How do I know you only need yourself to be successful? I read that I should only share snippets of my theme with you. This is not my autobiography. This is the beginning of my memoir.

My earliest memory, I must have been 3 or 4, consisted of me hunched underneath a futon, holding my sister, who was 18 months younger. We lived in a middle class suburb in New York. My father owned his own business, he had learned a trade in high school, and decided to start his own business rather than pursuing his actual dreams. My mother was a genius. Women were not sent to college during her time, so her family paid for secretarial school. She funded her own education, learning how to Bookkeep. They were married when my mother was already pregnant with me. More about their backgrounds later.

Back to the futon: I remember I was trying to calm my sister and tell her we were safe. We were in a room in our house that was designated as a playroom. It was basically a room where my mother could throw all of our toys, and us, pop on a VHS tape, and not be bothered. My parents made arguing a sport. It was violent. They would scream and yell at each other, a neighbor would hear, the police would show up. They would calm down, life would go on, and then this would occur again. We were on a rinse and repeat cycle. So, I would protect my sister during their battles. We would hear objects being thrown, cursing, doors slamming. I don’t know how or why, but it has always been my instinct to protect her. Maybe because I am the older one? I would stay calm, and eventually I’d tell her when it was safe. My parents never hurt either of us, physically that is. Hearing your parents scream at each other is terrifying. I remember thinking “is daddy going to hurt mommy?” There was nothing I could do. If he was going to hurt her, I couldn’t stop him. The police showing up, was a relief. How awful it was, two parents arguing so violently and aggressively, that police needed to separate them.
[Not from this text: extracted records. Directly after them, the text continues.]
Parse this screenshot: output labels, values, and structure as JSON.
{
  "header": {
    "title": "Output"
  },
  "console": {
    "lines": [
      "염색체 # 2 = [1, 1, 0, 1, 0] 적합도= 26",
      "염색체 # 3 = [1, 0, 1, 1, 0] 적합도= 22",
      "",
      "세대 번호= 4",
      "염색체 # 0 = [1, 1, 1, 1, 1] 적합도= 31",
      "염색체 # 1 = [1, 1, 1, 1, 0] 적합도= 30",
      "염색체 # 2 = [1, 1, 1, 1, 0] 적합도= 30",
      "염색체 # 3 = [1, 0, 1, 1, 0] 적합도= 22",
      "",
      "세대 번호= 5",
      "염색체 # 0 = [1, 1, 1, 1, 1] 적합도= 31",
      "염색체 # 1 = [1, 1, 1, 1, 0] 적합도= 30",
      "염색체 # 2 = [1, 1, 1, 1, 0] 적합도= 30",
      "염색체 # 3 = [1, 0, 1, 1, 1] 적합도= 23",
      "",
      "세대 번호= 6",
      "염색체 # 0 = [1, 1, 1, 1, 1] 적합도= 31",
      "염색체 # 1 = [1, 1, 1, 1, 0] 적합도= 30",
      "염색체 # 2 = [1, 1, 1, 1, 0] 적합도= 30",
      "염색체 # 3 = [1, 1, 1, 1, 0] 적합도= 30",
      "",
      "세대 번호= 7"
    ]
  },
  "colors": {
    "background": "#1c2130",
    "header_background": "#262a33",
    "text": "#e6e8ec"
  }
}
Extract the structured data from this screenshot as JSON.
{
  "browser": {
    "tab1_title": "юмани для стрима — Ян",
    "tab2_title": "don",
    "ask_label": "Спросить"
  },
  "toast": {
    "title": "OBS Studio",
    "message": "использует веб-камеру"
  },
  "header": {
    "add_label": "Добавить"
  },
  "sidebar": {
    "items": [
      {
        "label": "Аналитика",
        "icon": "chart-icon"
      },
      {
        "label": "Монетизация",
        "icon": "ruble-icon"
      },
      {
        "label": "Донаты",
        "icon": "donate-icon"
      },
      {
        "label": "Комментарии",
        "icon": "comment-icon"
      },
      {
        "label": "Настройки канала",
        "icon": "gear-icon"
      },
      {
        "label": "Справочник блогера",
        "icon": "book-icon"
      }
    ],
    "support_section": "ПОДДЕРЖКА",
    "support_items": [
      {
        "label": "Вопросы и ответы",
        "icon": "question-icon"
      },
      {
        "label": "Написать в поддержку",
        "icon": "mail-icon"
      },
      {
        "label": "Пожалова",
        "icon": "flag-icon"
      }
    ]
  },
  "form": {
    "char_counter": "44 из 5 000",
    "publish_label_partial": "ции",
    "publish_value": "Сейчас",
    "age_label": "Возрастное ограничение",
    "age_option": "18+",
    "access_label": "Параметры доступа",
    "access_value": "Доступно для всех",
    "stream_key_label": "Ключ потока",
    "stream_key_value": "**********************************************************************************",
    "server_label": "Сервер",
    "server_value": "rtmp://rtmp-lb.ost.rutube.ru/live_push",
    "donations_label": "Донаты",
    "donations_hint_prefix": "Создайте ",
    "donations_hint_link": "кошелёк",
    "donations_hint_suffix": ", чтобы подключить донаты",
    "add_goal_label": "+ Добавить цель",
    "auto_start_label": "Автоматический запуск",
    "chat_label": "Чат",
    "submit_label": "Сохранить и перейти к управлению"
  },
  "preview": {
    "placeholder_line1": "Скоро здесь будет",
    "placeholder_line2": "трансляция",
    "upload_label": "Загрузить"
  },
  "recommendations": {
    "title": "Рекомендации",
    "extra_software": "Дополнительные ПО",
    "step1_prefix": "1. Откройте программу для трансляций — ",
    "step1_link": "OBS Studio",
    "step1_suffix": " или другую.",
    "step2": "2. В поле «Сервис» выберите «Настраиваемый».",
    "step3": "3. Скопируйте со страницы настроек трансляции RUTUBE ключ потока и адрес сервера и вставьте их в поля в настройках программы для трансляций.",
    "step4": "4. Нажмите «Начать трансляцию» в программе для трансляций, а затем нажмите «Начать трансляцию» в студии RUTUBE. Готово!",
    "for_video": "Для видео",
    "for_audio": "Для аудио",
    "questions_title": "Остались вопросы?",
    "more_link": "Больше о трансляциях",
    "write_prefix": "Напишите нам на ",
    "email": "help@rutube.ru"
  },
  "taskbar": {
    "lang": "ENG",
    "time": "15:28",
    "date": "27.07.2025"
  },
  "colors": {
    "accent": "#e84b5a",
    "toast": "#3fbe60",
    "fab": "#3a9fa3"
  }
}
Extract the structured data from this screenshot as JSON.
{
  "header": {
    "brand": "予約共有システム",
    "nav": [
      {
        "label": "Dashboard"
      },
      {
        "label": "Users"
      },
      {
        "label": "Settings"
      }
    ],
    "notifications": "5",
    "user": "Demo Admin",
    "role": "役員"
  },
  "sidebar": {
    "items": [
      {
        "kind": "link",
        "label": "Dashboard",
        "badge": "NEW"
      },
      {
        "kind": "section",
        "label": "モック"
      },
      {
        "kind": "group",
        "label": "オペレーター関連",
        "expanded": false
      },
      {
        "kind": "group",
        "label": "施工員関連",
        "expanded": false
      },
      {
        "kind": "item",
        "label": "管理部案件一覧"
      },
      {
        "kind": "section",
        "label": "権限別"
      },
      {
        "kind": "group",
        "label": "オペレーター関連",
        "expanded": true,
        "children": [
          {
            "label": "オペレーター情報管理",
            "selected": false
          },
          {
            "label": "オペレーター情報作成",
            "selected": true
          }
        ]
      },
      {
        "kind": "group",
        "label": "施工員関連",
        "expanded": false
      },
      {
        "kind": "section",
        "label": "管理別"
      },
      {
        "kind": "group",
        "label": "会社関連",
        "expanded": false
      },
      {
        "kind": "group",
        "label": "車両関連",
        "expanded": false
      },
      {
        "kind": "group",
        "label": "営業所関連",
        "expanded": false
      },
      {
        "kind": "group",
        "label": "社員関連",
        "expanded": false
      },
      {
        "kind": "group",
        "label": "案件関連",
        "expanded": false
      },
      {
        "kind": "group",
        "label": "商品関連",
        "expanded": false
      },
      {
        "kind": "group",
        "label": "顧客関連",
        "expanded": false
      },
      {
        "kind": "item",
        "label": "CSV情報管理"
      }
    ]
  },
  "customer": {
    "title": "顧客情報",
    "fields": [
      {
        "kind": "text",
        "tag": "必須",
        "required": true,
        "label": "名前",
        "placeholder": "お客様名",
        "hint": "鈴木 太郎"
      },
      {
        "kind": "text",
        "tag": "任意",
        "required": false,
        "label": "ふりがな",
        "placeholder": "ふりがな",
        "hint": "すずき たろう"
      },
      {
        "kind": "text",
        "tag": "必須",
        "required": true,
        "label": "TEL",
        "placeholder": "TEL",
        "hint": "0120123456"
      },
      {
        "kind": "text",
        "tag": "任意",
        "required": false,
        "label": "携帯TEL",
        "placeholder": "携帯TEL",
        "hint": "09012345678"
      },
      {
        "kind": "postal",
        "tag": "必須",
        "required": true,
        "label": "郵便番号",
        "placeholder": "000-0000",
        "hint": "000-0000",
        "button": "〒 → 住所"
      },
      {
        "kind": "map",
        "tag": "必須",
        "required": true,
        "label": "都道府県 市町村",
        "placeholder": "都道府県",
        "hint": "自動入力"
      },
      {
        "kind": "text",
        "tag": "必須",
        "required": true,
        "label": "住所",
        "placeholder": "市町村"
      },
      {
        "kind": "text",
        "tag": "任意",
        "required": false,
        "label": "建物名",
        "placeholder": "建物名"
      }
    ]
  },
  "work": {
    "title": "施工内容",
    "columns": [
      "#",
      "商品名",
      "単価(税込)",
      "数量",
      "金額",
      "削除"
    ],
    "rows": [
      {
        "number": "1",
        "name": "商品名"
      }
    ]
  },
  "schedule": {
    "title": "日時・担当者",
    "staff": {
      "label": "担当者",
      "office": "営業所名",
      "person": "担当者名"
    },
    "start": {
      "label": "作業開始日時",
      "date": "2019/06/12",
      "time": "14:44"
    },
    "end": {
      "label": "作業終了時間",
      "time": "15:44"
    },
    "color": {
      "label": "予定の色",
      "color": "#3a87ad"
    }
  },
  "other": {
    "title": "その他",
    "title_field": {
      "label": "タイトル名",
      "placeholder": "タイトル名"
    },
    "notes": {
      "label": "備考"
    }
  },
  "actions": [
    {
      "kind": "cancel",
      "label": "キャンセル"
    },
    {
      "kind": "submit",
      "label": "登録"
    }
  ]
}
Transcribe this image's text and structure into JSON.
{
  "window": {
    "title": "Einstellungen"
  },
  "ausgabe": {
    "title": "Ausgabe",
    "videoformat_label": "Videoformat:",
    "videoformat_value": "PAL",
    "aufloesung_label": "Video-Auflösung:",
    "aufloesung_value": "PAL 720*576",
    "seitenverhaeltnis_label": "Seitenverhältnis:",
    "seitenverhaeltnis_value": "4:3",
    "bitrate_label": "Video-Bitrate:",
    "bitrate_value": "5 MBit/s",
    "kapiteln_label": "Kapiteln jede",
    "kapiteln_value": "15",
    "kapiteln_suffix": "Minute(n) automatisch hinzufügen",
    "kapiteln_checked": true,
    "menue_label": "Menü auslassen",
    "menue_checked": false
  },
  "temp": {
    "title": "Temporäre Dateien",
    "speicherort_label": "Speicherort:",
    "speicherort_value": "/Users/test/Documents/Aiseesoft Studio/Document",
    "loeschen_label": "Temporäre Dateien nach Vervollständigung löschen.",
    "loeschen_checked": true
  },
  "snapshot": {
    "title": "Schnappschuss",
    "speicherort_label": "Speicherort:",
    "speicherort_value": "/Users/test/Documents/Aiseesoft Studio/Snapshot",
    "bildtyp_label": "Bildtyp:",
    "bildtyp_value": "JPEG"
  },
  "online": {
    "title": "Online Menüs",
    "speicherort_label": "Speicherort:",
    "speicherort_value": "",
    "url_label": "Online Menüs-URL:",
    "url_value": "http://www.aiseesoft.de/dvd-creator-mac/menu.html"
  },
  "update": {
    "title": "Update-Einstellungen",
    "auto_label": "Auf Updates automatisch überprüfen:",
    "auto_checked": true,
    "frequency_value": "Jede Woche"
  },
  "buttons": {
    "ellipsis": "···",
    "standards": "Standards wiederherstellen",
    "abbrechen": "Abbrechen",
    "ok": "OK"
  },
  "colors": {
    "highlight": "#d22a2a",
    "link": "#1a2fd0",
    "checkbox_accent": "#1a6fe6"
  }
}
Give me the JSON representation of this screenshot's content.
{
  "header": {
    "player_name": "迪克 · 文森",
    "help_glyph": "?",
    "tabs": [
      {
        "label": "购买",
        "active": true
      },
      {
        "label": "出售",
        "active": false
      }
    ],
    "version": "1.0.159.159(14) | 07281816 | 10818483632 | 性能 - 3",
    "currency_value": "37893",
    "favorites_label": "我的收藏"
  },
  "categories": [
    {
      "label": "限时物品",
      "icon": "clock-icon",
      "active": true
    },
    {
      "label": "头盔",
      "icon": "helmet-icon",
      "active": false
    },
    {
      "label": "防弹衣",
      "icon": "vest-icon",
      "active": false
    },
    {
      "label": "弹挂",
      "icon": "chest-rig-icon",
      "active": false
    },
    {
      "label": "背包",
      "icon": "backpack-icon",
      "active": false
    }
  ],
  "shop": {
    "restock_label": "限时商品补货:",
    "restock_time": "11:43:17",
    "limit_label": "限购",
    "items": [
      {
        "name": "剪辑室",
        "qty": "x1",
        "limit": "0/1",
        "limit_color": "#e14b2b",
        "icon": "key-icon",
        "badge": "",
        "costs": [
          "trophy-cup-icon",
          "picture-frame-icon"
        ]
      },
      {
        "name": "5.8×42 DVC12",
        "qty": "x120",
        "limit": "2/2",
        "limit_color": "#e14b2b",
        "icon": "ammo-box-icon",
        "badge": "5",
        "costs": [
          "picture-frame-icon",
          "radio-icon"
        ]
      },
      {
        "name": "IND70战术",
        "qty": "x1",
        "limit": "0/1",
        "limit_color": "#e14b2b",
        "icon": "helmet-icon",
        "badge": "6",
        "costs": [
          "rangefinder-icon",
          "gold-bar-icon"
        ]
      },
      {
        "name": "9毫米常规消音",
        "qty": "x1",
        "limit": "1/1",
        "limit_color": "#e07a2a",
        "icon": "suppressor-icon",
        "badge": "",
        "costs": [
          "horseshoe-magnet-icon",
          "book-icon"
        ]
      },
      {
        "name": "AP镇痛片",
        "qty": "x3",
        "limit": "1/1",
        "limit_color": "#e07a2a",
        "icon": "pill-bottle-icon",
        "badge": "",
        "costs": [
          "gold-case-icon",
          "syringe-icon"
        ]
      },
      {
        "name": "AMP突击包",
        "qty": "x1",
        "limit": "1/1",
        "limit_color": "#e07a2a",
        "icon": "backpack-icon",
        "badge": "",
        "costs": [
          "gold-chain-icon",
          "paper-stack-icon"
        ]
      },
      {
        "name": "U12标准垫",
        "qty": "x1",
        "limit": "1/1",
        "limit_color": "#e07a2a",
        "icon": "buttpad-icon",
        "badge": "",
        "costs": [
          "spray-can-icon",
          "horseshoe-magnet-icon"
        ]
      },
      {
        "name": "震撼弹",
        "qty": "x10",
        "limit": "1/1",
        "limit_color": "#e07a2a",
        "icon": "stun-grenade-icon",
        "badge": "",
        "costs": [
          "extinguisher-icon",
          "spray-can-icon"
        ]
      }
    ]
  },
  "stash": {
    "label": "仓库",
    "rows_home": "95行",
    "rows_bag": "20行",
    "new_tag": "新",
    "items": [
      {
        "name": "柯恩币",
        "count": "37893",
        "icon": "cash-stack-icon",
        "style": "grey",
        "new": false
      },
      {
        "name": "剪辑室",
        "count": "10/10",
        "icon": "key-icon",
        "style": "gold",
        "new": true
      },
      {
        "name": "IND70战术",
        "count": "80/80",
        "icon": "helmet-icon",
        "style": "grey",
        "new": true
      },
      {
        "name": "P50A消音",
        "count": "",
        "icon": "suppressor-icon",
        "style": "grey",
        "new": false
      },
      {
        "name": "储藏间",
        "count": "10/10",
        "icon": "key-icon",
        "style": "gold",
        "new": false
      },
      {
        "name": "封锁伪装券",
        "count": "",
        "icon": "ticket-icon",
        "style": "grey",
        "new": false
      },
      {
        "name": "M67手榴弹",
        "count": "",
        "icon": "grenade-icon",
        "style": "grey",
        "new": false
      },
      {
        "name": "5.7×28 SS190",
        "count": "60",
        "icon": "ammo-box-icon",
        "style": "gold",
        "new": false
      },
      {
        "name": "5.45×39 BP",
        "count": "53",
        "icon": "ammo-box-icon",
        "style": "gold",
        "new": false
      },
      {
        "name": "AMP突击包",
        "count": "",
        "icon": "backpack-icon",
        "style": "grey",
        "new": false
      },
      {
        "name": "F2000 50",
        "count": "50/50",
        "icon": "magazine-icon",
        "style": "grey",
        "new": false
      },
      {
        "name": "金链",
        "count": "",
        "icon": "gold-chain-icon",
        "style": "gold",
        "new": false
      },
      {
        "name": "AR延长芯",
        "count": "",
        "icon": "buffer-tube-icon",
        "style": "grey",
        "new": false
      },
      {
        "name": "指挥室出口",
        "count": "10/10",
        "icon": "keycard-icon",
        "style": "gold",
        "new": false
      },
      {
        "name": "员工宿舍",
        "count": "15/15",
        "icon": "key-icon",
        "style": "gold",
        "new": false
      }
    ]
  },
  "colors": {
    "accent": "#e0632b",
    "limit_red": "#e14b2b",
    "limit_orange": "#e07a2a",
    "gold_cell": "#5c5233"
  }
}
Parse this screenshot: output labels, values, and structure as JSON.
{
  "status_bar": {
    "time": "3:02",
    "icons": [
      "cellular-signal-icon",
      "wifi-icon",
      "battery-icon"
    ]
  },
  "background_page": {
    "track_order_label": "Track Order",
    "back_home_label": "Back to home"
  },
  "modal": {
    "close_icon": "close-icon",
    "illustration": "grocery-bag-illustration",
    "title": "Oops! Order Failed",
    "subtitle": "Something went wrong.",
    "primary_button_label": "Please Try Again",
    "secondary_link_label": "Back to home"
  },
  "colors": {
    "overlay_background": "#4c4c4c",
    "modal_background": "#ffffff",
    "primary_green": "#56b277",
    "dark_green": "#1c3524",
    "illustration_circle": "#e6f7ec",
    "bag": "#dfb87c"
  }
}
I’ve thought about it so many times: Why would parents think it was a good idea to argue like that in front of their 2 small children? Why did they even have children? Why did they even get married? Why did the police not take us away to a safer (normal) home? I would never let my children hear my husband and I fighting that way. Why did they allow themselves to get to that place? I was 3 or 4 years old. Did I need anyone? NOPE. Did I have anyone comforting me? Calming me? NOPE. I was a little girl, and I didn’t need anyone, I survived.